Baby Feeding by Moms Friends
Comments on this article
My Comment:
“I was tandem nursing my two year old son and my newborn when A mother in my church community adopted a very ill newborn. He had multiple surgeries to heal his damaged heart and bowell, and when released from the hospital, was not doing well on formula. A woman in our congregation convinced his mother to let some of us breastfeed him to supplement his formula feeds.
Five mothers helped breastfeed him for a few weeks while he recovered from surgery. He had a big turnaround with his health and lived two more happy years before he died at the age of two from his heart condition. This was a very sweet experience for all of us. Nobody pumped, we just latched him on and he nursed like a pro.
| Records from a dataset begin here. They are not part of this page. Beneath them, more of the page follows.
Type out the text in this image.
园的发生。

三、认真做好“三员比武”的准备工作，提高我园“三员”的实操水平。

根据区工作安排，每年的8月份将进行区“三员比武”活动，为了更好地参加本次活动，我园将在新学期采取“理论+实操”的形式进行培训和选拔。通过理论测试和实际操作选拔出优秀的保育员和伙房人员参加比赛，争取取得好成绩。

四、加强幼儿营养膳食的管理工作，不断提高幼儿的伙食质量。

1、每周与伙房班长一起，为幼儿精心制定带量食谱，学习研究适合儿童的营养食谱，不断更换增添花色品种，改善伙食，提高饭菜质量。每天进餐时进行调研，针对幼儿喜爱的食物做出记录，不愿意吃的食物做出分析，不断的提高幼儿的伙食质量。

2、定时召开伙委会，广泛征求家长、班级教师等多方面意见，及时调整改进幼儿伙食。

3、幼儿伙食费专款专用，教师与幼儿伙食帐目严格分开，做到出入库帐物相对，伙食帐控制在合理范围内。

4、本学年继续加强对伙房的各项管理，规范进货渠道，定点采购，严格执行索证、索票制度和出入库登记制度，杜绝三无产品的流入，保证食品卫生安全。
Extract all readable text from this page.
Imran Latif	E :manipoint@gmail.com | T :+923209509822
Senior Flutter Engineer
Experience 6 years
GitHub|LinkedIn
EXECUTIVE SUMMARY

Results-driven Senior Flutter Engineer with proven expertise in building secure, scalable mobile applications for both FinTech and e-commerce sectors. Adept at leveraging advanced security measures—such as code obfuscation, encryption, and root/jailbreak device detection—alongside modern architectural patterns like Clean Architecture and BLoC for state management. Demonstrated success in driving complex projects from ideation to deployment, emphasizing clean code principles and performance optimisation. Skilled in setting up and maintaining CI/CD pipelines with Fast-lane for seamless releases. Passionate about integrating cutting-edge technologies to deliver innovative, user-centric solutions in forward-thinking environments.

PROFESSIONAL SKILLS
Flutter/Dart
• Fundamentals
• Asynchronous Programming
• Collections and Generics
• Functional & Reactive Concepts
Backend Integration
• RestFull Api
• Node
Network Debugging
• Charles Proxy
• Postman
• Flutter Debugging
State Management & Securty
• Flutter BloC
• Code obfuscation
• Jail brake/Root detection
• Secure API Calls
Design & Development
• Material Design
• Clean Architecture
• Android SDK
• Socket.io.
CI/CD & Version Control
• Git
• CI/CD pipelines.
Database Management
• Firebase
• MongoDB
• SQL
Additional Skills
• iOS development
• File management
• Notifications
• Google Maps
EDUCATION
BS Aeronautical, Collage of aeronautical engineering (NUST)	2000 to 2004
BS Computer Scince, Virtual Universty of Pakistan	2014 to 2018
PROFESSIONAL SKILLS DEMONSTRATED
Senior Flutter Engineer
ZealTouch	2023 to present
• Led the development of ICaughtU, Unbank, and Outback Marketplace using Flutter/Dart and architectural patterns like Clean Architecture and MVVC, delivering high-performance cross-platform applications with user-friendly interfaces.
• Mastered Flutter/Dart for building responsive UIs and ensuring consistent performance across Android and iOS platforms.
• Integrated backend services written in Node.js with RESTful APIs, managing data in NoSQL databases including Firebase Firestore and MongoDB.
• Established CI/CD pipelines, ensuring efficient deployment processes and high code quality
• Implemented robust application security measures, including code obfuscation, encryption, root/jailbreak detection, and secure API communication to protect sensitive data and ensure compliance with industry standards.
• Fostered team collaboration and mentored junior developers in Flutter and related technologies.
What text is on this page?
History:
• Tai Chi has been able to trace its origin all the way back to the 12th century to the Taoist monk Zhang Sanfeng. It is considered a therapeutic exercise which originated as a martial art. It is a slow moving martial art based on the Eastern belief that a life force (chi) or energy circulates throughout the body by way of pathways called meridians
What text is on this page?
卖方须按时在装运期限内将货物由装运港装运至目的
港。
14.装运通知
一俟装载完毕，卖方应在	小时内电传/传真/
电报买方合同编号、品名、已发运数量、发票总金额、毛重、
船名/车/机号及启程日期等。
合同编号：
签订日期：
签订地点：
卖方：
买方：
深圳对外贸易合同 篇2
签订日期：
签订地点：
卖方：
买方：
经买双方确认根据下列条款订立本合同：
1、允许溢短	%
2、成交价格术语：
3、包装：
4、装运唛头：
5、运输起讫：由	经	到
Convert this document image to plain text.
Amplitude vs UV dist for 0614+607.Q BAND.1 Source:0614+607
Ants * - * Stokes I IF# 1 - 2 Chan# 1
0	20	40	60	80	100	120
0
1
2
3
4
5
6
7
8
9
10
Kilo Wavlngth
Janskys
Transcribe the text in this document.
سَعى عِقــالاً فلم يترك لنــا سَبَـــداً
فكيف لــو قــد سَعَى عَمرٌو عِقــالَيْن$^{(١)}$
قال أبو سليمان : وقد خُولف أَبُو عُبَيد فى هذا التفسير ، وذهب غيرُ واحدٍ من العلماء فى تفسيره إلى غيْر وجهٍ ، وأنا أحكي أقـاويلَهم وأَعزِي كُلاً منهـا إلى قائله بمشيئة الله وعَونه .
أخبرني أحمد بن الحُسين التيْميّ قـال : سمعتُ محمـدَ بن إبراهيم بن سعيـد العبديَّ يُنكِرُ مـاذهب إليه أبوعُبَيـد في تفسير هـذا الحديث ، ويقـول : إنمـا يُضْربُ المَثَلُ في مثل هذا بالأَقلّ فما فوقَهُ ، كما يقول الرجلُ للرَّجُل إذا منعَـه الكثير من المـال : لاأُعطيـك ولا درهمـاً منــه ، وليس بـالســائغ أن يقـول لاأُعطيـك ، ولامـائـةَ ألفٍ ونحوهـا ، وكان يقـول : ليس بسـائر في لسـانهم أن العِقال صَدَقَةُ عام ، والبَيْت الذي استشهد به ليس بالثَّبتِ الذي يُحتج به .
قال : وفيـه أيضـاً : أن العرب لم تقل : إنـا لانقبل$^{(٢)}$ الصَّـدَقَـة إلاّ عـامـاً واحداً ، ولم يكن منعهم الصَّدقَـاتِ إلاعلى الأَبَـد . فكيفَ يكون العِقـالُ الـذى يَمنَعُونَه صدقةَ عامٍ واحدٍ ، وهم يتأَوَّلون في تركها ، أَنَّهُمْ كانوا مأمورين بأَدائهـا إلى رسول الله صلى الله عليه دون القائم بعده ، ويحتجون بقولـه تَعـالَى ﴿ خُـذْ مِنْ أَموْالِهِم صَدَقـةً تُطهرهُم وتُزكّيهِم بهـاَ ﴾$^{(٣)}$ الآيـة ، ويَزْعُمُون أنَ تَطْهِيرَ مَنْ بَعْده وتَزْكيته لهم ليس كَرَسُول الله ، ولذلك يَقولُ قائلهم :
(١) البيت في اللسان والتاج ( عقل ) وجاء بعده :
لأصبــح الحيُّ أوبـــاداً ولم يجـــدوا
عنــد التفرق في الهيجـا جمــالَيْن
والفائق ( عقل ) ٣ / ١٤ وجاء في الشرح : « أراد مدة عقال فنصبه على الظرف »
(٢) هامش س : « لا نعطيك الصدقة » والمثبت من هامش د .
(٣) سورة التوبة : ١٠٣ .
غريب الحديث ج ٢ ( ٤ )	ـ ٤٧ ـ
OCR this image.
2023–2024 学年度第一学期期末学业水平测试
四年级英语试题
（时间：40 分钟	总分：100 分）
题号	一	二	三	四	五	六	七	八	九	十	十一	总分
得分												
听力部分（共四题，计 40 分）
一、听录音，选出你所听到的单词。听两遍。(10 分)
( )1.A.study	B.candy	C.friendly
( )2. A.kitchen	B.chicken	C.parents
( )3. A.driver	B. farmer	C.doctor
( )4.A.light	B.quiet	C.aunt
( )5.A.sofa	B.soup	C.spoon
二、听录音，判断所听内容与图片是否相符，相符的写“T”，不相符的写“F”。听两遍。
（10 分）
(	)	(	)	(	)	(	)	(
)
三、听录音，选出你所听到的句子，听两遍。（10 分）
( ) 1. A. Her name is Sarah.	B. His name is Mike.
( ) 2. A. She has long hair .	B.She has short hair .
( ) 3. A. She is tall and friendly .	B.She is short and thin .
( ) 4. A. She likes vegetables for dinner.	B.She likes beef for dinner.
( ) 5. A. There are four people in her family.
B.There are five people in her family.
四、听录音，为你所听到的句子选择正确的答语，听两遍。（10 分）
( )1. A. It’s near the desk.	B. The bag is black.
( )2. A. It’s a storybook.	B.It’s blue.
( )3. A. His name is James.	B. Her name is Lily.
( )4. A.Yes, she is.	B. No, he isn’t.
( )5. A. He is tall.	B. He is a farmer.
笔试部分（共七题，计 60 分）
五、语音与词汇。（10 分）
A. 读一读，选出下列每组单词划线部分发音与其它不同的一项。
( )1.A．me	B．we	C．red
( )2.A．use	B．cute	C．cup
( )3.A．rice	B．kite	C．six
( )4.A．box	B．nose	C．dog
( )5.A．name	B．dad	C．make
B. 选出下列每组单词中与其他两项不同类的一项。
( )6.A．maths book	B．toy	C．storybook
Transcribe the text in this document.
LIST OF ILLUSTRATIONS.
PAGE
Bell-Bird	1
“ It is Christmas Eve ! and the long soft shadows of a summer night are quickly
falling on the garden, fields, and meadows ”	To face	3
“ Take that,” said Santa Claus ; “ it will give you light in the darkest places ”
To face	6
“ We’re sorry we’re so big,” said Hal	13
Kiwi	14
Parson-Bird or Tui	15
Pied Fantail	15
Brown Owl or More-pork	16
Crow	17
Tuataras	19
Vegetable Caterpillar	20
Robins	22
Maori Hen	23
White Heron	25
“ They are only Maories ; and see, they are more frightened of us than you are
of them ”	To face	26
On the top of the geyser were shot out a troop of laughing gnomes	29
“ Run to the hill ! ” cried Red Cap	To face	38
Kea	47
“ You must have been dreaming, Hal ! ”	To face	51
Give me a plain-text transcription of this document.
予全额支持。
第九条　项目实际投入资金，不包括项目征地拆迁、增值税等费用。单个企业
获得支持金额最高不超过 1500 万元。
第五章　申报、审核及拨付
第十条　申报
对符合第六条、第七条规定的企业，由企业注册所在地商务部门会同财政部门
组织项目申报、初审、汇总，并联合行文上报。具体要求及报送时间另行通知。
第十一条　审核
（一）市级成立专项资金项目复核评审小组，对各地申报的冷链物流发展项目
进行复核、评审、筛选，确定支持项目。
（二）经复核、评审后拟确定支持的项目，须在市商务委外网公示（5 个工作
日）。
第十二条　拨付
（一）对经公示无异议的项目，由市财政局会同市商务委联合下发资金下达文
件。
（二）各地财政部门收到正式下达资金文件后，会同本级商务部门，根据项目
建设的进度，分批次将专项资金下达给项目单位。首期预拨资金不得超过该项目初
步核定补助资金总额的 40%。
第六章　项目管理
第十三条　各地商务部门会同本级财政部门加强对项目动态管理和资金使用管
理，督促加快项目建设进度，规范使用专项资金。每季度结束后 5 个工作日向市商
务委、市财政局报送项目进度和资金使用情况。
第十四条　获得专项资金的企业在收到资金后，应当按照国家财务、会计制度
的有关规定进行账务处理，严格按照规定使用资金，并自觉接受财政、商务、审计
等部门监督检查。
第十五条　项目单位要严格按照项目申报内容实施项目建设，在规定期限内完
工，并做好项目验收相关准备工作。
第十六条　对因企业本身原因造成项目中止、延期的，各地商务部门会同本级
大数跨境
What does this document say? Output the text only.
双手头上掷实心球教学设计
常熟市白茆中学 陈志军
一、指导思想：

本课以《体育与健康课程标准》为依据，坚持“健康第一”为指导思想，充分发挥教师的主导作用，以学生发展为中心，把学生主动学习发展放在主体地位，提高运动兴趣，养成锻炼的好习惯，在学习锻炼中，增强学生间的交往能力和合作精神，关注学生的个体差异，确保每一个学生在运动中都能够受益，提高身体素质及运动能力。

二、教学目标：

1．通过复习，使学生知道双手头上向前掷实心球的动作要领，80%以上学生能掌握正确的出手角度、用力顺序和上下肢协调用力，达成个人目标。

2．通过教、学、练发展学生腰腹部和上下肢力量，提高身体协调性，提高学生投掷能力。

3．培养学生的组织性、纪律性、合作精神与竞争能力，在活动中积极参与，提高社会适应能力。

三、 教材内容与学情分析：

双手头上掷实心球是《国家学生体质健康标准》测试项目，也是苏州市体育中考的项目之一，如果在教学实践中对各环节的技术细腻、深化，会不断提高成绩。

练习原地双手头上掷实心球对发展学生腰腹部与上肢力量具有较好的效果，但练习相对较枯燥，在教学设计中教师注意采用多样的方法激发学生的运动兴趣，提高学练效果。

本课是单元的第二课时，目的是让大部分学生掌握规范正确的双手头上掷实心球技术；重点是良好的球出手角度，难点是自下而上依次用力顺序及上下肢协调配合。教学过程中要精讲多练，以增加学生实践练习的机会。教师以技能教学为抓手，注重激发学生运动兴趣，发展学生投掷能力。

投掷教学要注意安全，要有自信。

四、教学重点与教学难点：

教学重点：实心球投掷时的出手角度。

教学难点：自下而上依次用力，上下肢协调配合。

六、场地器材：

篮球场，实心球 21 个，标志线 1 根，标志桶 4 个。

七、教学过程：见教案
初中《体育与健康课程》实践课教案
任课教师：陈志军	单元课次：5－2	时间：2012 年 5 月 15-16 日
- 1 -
I also tried to nurse my best friends baby once when I was tending him, and he used his two new little baby teeth to bite me so hard I bled.”
Jenny Hatch
Babytalk Poll: 45 Percent Say Cross-Nursing is ‘Disgusting’ or ‘Weird’
By ANN PLESHETTE
July 28, 2008 —
Breast-feeding, what many believe to be the most intimate act between a mother and child, is also generally believed to be an act exclusively between a mother and child.
According to experts, however, there is a growing trend of cross-nursing, in which a mother will allow another woman to breast-feed her baby.
“I think that it’s just not been our social norm,” said Morgan McFarland, who has been breast-feeding her friend Sarah Griffith’s son since he was just 3 months old. “In some cultures, it is, and you would think nothing of, you know, nursing your neighbor’s child if something happened, or nursing your sister’s baby if she has to go to work.”
To Lisa Moran, editor in chief of Babytalk magazine, the rising trend is not surprising.
“Cross-nursing is the logical extension to the rise in breast-feeding rates that we’ve seen in the past 15 years,” she told “Good Morning America.” “Moms are really committed to breast-feeding exclusively and finding new ways to do that. Cross-feeding, cross-nursing is one of those.”
Not everyone sees cross-nursing so clearly, however.
According to a poll by Babytalk, 45 percent of people say cross-nursing is ‘disgusting’ or ‘weird.’
McFarland believes some people have problems with an implicit “sexuality” connected to breast-feeding.
“They assume that anything that is to do with breasts has to be sexual,” she said. “So, it’s, I guess, bad enough if you’re doing it with your own child. But then, you add another child to the mix and they’re really concerned about it. It’s silly.”
Though it is seen by some as taboo, other experts have more practical concerns.
Leigh Anne O’Connor, leader of La Leche League International — an organization that provides support to breast-feeding mothers — warned parents that the milk their children gets from another woman should be screened for diseases, such as tuberculosis, syphilis, HIV and hepatitis-associated anitigens.
Rather than accepting milk from a friend, the La Leche organization recommends mothers try milk banks where the milk is screened and pasteurized.
But, for McFarland, cross-nursing is about more than the health risks and benefits.
“I think that a move back towards cross-nursing, or even just getting together with your nursing babies and sharing stories and becoming comfortable talking about the topic … meets a very primal need for us — that sense of bonding in the community.”